Is technology the key to next-generation KYC?

Digital technologies, AI, and data analytics could provide a more multifaceted view of clients' risk tolerance

Is technology the key to next-generation KYC?

While investors and consumers initially might not be interested in companies owning their data, studies have shown that they’re willing to share their information with financial companies in exchange for access to better offerings. And according to one of the leaders of Capco Canada, a global technology and management consultancy, that same logic can be extended to the world of wealth management.

“As they stand, know-your-client standards are ill-conceived in the current world,” says Gary Teelucksingh, CEO, Capco Canada. “They no longer fit the original purpose, which was to classify a client's risk so that it can then be matched to financial products or solutions that are commensurate with that risk.”

While know-your-client (KYC) information should be updated regularly, Teelucksingh says the reality is that it doesn’t happen as often as it could. KYC as we know it today also tends to be rigid, constraining clients into one of several defined categories along a single dimension of risk. The fact that it depends so much on a client’s self-assessment of their own tolerance also leads to a slew of potential human errors.

By taking more information about a client’s life into account, advisors and firms can potentially create a richer portrait of a person. Having permissioned access to their clients’ social media accounts, for example, could potentially open a window into their activities and offer insight into their standard of living.

“Having that ability as an advisor will also help you keep up with the one thing the industry is most delinquent on today, which is monitoring your risk tolerance as you get older and your life circumstances change,” Teelucksingh says. 
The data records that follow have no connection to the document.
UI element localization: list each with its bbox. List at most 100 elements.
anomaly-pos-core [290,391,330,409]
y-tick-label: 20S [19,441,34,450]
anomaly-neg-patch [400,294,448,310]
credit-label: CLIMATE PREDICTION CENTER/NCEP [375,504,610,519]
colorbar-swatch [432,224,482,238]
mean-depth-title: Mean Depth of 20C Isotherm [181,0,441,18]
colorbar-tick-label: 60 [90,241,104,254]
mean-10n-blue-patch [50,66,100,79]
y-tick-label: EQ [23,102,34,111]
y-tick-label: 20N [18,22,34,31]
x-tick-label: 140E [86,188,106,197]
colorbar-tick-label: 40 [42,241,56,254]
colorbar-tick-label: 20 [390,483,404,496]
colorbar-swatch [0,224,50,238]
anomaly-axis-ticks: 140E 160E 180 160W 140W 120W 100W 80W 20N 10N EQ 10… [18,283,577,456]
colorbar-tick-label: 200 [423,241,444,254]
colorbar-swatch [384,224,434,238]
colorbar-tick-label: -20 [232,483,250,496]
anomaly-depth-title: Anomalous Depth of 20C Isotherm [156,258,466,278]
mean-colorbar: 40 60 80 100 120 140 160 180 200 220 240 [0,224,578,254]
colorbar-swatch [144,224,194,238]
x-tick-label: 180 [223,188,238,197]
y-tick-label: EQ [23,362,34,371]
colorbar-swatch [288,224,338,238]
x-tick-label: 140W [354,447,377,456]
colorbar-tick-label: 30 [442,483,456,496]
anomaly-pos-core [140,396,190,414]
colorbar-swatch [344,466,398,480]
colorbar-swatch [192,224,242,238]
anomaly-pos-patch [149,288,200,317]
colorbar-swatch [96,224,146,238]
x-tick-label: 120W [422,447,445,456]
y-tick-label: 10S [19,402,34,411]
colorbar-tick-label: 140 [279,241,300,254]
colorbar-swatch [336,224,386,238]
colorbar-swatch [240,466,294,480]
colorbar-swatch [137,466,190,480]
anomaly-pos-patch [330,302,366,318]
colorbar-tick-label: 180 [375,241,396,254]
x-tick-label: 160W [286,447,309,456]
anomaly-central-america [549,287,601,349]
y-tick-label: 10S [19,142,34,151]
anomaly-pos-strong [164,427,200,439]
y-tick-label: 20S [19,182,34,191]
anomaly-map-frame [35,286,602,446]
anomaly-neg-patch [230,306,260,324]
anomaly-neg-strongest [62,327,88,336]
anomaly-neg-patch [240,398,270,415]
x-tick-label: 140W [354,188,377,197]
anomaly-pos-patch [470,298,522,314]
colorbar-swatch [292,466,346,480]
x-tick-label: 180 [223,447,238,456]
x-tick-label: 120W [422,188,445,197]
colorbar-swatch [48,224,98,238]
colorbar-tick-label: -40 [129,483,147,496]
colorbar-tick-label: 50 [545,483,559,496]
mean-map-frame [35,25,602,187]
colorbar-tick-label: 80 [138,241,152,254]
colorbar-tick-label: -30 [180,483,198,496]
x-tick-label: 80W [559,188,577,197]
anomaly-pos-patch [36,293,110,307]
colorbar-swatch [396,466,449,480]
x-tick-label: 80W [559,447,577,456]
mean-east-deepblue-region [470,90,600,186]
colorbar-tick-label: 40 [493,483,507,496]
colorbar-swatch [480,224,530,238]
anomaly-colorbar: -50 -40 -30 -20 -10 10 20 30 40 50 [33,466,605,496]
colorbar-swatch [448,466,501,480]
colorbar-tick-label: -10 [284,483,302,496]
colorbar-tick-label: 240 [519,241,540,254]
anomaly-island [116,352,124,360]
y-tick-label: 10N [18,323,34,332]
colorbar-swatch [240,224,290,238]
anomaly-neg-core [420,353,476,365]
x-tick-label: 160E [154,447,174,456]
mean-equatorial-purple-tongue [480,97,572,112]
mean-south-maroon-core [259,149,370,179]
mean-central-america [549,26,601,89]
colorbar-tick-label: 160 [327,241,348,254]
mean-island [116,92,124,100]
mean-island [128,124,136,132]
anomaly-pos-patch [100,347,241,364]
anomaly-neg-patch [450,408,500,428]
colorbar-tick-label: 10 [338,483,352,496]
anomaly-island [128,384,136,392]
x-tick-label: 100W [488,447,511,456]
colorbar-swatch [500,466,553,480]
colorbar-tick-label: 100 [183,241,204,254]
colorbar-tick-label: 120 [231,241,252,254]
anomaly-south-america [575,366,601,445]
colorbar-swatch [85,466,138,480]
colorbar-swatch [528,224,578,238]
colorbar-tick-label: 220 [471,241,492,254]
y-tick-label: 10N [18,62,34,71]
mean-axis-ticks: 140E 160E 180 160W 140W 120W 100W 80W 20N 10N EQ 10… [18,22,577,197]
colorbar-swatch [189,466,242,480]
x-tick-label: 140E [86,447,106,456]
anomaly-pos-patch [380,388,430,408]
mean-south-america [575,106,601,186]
Advisors can also get more lines of sight into KYC by having access to their clients’ financial data. Credit card transactions, for example, can help advisors gain a better understanding of their clients’ spending and saving habits, as well as the types of risks they’re comfortable taking. Advisors can then take that profile and present it to their client, which can serve as a springboard for dialogue about the elements of their risk.

If done right, digital technology could also potentially help advisors not just see their clients’ financial profile as it pertains to their investment risk tolerance, but also anticipate where they need to be from a broader planning perspective. According to Robert Madej, founder and CEO of Toronto-based wealth-industry focused tech service provider PureFacts Financial Solutions, that’s one of the main types of problems AI technology is built to address.

“AI can be thought of in two main areas. One area is really around looking for errors and aberrations in data, which can help enterprises understand when and where they need to take corrective action,” Madej says. “The other area is around insight. By looking at millions of rows of data, we can make some educated inferences about whether an end-client is going to be getting married in the next year, for example. From there, we can have a rough projection of how many kids they could have in the next five years, at which point their advisor could start raising the possibility of setting up an RESP or college fund for their children.”

While that type of next-level KYC hasn’t been implemented yet, Teelucksingh thinks it’s only a matter of time before artificial intelligence, machine learning, and data analytics technology intersect to make that achievable. However, he believes there will be a much greater challenge when it comes to getting regulators in the financial industry to accept those enhanced profiles. 

“The question becomes, how do you do it when after all that, the regulators will ask whether a client is within category four or five?” he says. “More challenges will present themselves when you’re stuck boiling it down into that format because of how you must approach compliance and prove suitability to the regulators. This is something our team is considering as we work through what the future of KYC could be.”